I stopped being the family friend very soon after that. I couldn’t stand it, because on one side I was in love with Brooks and on the other side Barbara had taken a liking to me and she was trying to arrange things between Tony and me—romantic things. She thought that I should consider him as a nice future husband. She kept telling me that one day Tony would be a very rich young man.
She didn’t know about me and Brooks. She didn’t want to know, of course. Not only that, but I think that she thought that
I
certainly was not anything to beware of.
Letter from Barbara Baekeland to Michael Edwards, November 27, 1967
45, quai de Bourbon
Dearest Michael—
We are in the middle of making a whole series of decisions—should we buy a large property in Mallorca and build on it, or should we build a small house next to the Bordeaux-Groults at Cadaqués—an
endroit
that seems to have a fatal fascination for us! We are spending Xmas there in Emily Staempfli’s house—very snug, very expensive, with my mother who is flying to Barcelona to join us. Tony is already there and his little robin, Sylvie, comes, too, along with Michael Alexander. Should be very gay.
Always affec.—Barbara
Michael Alexander
I was staying with them the Christmas Tony brought Sylvie down as a guest. She was
his
girlfriend originally. And in fact, Brooks took her over. I think it was a quite quick take-over. I think it was going on all the time I was staying there.
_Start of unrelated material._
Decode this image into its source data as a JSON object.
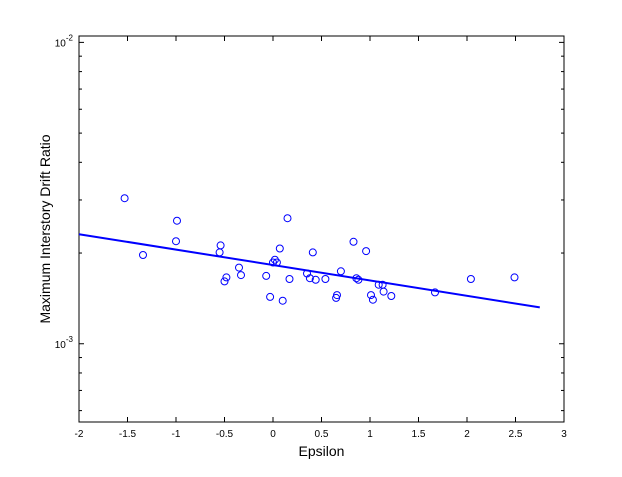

Letter from Michael Edwards to Barbara Baekeland, February 2, 1968
Dear Barbara,
You will be glad to hear that your clock has now arrived back in good working order and I shall be bringing it over to Paris on my next trip. Talking of this, I am provisionally thinking of the weekend of the 24th February, so could you let me know what your plans are for skiing.
Gloria Jones
On February 24th, Barbara tried to commit suicide. I spent the day with her—she was packing to go to Klosters, she was happy, and all her friends kept running in and out, you know. She had some very fancy women friends, lovely friends who loved her. De Croy—she was a good friend of hers, she was darling. The lady who took care of her dog. The Princesse de Croy her name was.